Saigon Hanoi Commercial Joint Stock Bank
Corporate and social responsibility is still a relatively new thing in Vietnam. Most banks channel a portion of their capital to worthy causes, but their limited resources are often spread thinly: many seeds are scattered in the hope that a few will grow. Saigon-Hanoi Commercial Joint Stock Bank (SHB), led by chief executive Nguyen Van Le and one of the country’s big-five privately owned lenders by assets, has opted for a more systematic approach to CSR. Over the past year, its ‘Love sharing’ and ‘Wings of faith’ programmes sent D5 billion ($215,000) worth of gifts (clothing, books, food) to the children of disadvantaged families, while also delivering invaluable leadership skills and lessons.
But it is in the arena of financial inclusion that SHB really stands out. In recent years, it has focused on disbursing capital to the coffee farmers whose efforts have transformed Vietnam into the world’s second-largest producer of the lucrative cash crop.

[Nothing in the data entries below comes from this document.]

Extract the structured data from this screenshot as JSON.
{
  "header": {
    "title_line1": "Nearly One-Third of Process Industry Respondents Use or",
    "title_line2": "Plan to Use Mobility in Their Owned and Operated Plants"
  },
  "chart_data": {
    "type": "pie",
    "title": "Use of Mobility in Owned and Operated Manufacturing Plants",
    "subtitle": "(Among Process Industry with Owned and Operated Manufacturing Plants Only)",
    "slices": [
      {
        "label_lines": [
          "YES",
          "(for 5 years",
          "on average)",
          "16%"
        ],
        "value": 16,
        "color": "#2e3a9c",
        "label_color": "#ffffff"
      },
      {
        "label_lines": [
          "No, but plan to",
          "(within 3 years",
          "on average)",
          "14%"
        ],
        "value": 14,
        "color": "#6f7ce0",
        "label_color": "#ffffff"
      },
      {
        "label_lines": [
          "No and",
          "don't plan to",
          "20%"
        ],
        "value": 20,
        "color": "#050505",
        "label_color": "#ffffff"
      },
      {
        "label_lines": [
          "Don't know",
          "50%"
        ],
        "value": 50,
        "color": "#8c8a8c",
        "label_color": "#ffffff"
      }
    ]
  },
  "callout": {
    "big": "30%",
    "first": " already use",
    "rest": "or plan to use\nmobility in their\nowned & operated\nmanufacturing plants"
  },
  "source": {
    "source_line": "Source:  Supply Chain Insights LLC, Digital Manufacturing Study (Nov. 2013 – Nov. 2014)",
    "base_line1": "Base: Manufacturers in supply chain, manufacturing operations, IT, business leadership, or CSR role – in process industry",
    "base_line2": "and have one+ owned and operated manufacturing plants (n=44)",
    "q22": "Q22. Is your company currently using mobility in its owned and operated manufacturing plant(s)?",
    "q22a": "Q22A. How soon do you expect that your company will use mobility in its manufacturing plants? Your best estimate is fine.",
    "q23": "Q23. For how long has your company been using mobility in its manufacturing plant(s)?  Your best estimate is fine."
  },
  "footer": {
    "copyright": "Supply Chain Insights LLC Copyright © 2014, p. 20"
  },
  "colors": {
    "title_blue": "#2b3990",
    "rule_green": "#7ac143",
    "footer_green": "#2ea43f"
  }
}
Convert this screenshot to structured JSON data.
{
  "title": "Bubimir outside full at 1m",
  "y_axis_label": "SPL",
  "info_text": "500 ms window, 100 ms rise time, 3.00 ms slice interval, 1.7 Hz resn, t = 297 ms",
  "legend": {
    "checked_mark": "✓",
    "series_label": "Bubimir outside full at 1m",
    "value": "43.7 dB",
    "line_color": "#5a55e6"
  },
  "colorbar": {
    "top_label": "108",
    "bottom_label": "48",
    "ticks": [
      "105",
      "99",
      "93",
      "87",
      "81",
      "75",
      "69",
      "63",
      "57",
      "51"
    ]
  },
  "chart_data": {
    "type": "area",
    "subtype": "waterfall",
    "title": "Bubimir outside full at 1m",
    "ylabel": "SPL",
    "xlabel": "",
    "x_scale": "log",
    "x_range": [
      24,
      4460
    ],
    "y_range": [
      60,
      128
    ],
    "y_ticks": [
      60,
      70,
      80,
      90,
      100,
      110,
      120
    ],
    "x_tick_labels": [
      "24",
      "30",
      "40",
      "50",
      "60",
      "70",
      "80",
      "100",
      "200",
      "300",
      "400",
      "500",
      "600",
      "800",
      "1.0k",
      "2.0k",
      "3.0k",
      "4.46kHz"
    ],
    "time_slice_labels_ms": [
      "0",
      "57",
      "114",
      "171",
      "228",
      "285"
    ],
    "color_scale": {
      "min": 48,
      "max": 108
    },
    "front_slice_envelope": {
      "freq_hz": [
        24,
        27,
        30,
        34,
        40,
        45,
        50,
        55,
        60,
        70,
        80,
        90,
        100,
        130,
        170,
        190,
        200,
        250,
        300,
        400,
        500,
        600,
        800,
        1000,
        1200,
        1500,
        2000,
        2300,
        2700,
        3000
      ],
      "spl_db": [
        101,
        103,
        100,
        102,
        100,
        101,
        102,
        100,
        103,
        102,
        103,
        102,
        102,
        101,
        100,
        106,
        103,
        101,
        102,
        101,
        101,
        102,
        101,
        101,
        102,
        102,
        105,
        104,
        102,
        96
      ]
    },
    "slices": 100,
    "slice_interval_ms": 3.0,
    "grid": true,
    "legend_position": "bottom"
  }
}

Production is mostly located in the mountainous Central Highlands region. Remote and sparsely inhabited, coffee is still largely grown using traditional methods. Money is scarce, modern farming equipment rarer still, and farmers have little in the way of equity or collateral. So SHB has dug in and helped out. With the mantra ‘No one gets left behind’, it has rolled out products that help household firms with low credit accessibility and brought under-banked and unbanked small firms into the formal financial system by offering short- and medium-term loans (such as industrial crop financing) at preferential interest rates.
By March, total bank lending to 200 coffee growers in five central provinces was D50.66 billion, accounting for 7.2% of outstanding household business and individual loans. A worthy programme from a thoughtful institution.